Lucy warmed to him because, broken as he was, he could be genuinely glad some horse but his own had won a race. Bostil could never have been like that. So Lucy told him about the race—and then she had to tell about Wildfire, and then about Slone. But at first all of Creech’s interest centered round Wildfire and the race that had not really been run. He asked a hundred questions. He was as pleased as a boy listening to a good story. He praised Lucy again and again. He crowed over Bostil’s discomfiture. And when Lucy told him that Slone had dared her father to race, had offered to bet Wildfire and his own life against her hand, then Creech was beside himself.
“This hyar Slone—he called Bostil’s hand!”
“He’s a wild-horse hunter. And he can trail us!”
“Trail us! Slone? Say, Lucy, are you in love with him?”
Lucy uttered a strange little broken sound, half laugh, half sob. “Love him! Ah!”
“An’ your Dad’s ag’in him! Sure Bostil’ll hate any rider with a fast hoss. Why didn’t the darn fool sell his stallion to your father?”
“He gave Wildfire to me.”
“I’d have done the same. Wal, now, when you git back home what’s comin’ of it all?”
Lucy shook her head sorrowfully. “God only knows. Dad will never own Wildfire, and he’ll never let me marry Slone. And when you take the King away from him to ransom me—then my life will be hell, for if Dad sacrifices Sage King, afterward he’ll hate me as the cause of his loss.”
“I can sure see the sense of all that,” replied Creech, soberly. And he pondered.

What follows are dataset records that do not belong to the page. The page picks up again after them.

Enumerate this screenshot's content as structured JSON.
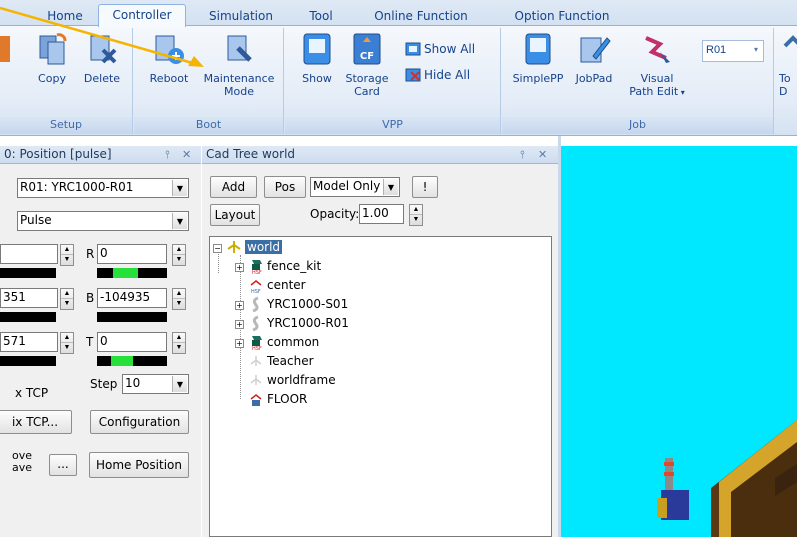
{
  "tabs": [
    {
      "label": "Home",
      "active": false
    },
    {
      "label": "Controller",
      "active": true
    },
    {
      "label": "Simulation",
      "active": false
    },
    {
      "label": "Tool",
      "active": false
    },
    {
      "label": "Online Function",
      "active": false
    },
    {
      "label": "Option Function",
      "active": false
    }
  ],
  "ribbon": {
    "setup": {
      "label": "Setup",
      "copy": "Copy",
      "delete": "Delete"
    },
    "boot": {
      "label": "Boot",
      "reboot": "Reboot",
      "maintenance_1": "Maintenance",
      "maintenance_2": "Mode"
    },
    "vpp": {
      "label": "VPP",
      "show": "Show",
      "storage_1": "Storage",
      "storage_2": "Card",
      "show_all": "Show All",
      "hide_all": "Hide All",
      "cf_text": "CF"
    },
    "job": {
      "label": "Job",
      "simplepp": "SimplePP",
      "jobpad": "JobPad",
      "visual_1": "Visual",
      "visual_2": "Path Edit",
      "robot_select": "R01"
    },
    "cut": {
      "line1": "To",
      "line2": "D"
    }
  },
  "position_panel": {
    "title": "0: Position [pulse]",
    "pin": "⫯",
    "close": "✕",
    "robot_select": "R01: YRC1000-R01",
    "unit_select": "Pulse",
    "axis_r_label": "R",
    "axis_r_value": "0",
    "axis_b_label": "B",
    "axis_b_value": "-104935",
    "axis_t_label": "T",
    "axis_t_value": "0",
    "left_value_2": "351",
    "left_value_3": "571",
    "tcp_label": "x TCP",
    "step_label": "Step",
    "step_value": "10",
    "fix_tcp_button": "ix TCP...",
    "configuration_button": "Configuration",
    "move_line1": "ove",
    "move_line2": "ave",
    "ellipsis_button": "...",
    "home_position_button": "Home Position"
  },
  "cad_panel": {
    "title": "Cad Tree world",
    "pin": "⫯",
    "close": "✕",
    "add_button": "Add",
    "pos_button": "Pos",
    "model_select": "Model Only",
    "exclaim_button": "!",
    "layout_button": "Layout",
    "opacity_label": "Opacity:",
    "opacity_value": "1.00",
    "tree": [
      {
        "label": "world",
        "selected": true
      },
      {
        "label": "fence_kit",
        "selected": false
      },
      {
        "label": "center",
        "selected": false
      },
      {
        "label": "YRC1000-S01",
        "selected": false
      },
      {
        "label": "YRC1000-R01",
        "selected": false
      },
      {
        "label": "common",
        "selected": false
      },
      {
        "label": "Teacher",
        "selected": false
      },
      {
        "label": "worldframe",
        "selected": false
      },
      {
        "label": "FLOOR",
        "selected": false
      }
    ]
  },
  "bars": {
    "r_fill": 0.35,
    "t_fill": 0.32
  },
  "colors": {
    "viewport_bg": "#00e8ff",
    "annotation_arrow": "#f5b400",
    "tree_selection": "#3a6ea5"
  }
}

Lucy saw through this man as if he had been an inch of crystal water. He was no villain, and just now in his simplicity, in his plodding thought of sympathy for her he was lovable.
“It’s one hell of a muss, if you’ll excuse my talk,” said Creech. “An’ I don’t like the looks of what I ‘pear to be throwin’ in your way. . . . But see hyar, Lucy, if Bostil didn’t give up—or, say, he gits the King back, thet wouldn’t make your chance with Slone any brighter.”
“I don’t know.”
“Thet race will have to be ran!”
“What good will that do?” cried Lucy, with tears in her eyes. “I don’t want to lose Dad. I—I—love him—mean as he is. And it’ll kill me to lose Lin. Because Wildfire can beat Sage King, and that means Dad will be forever against him.”
“Couldn’t this wild-horse feller let the King win thet race?”
“Oh, he could, but he wouldn’t.”
“Can’t you be sweet round him—fetch him over to thet?”
“Oh, I could, but I won’t.”
Creech might have been plotting the happiness of his own daughter, he was so deeply in earnest.
“Wal, mebbe you don’t love each other so much, after all. . . . Fast hosses mean much to a man in this hyar country. I know, fer I lost mine! . . . But they ain’t all. . . . I reckon you young folks don’t love so much, after all.”